The presentation started with Petterson telling the crowd about some basics of self-defense, including being aware of surroundings and looking for any behavior that seems out of place. He also stressed the importance of knowing where all of the exits in the building are (especially ones different than the entrance) and listening to a “gut feeling” that may arise when danger is present.


Deisler said that he has always personally taught his wife and daughter to look for exits inside a building, besides the door they entered. “Get out of the mindset that the exit is the front door,” the police chief said. “If the shooter walks in from the front where is he going to shoot from? Think outside the box, break to the back of the store.”
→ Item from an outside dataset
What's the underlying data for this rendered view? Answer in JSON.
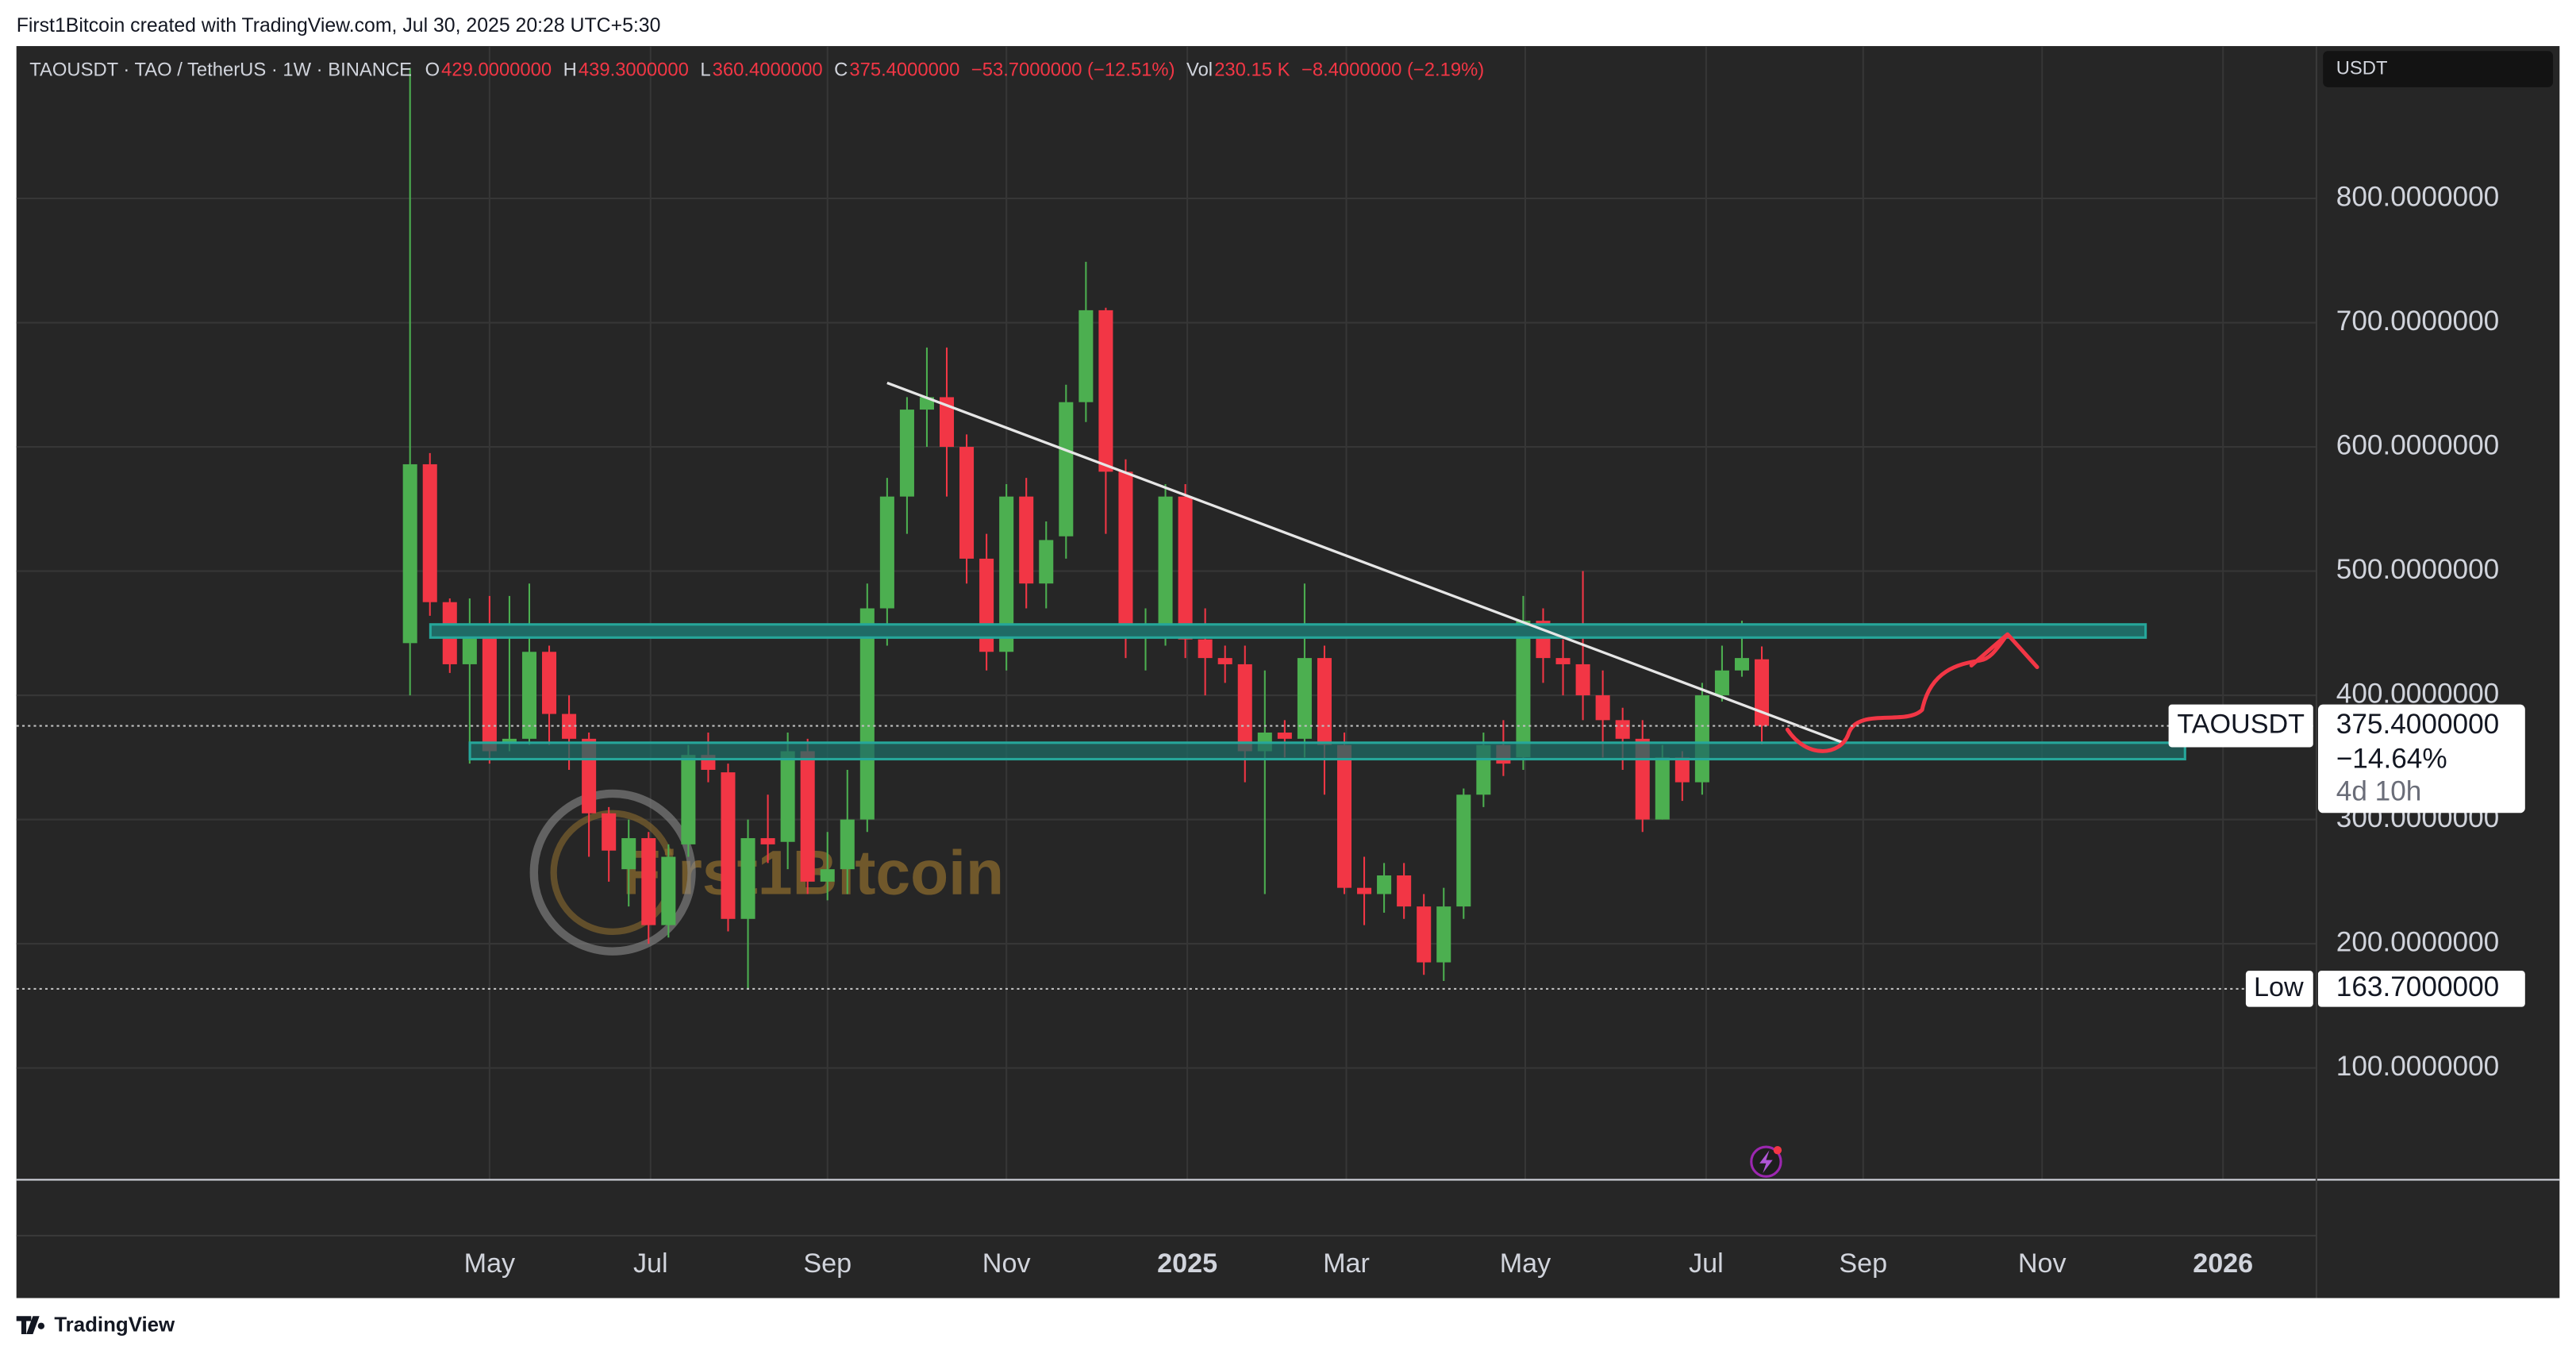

Petterson then gave a brief history about several of the major mass shootings that have occurred in the U.S. since the University of Texas Tower Shooting. This resulted in the death of 15 people in 1966. He then debunked the myth that “It couldn’t happen here,” giving examples of shootings in small towns, including the infamous mass shootings that took place in Colorado, such as the 1999 Columbine High School Massacre and the Aurora Theater shooting in 2012.


Run, Hide and Fight!


The two veteran law enforcement officers then got into detail about what someone should do if they find themselves in an active shooter situation. They also showed a video produced by the FBI, visually depicting the best actions to take (listed in priority by the safest) in an active shooter event.


According to the local police officers and the FBI video, the best step to take if a shooter enters a building is to run away from them and find an exit (if indoors) as soon as possible. Once outside of the building, warn other people to not enter and hold hands up high if police are present outside.


The next best action to take, if running isn’t a possibility, is to hide. The FBI video shows men inside a restaurant hiding behind the bar because running would cause the shooter to see them.


And then if an encounter with the shooter becomes unavoidable and it isn’t possible to run or hide, experts suggest to fight. According to Officer Petterson, the fight step is the hardest to train because people have to give themselves (and their children) consent to be violent and harm others if needed to protect themselves, in a world that constantly promotes kindness to others.


“Don’t just sit there!” Petterson reiterated. “It is ok for you to do something. It is ok for you or several of you to hurt someone. It is ok to throw a book at their face or a chair. Do it and do it mean! A 225-pound man can’t hold a house cat if that house cat doesn’t want to be held.”


He also stressed to the crowd the importance of having a family password. Every family should have a special word to use to signal danger to their family members.


At the end of the presentation the police chief and training officer fielded questions from the audience and took time to talk with people individually. One question regarding a possible local scenario dealt with actions to take, for example, if someone starts shooting outside a public place, such as Woodland Park’s Memorial Park.


The police chief said that running and getting as far away from the shooter is the best option. Officer Petterson said that although shootings mostly happen indoors, so the shooter can trap people inside, the best action is to move to a place that is more solid than a trash can, and that can provide cover like a vehicle.

Overall, the chief reiterated the fact that it is best to call the police if anything looks suspicious before a shooting breaks out. If shots do get fired, then get as far away as possible, then call or text “911.”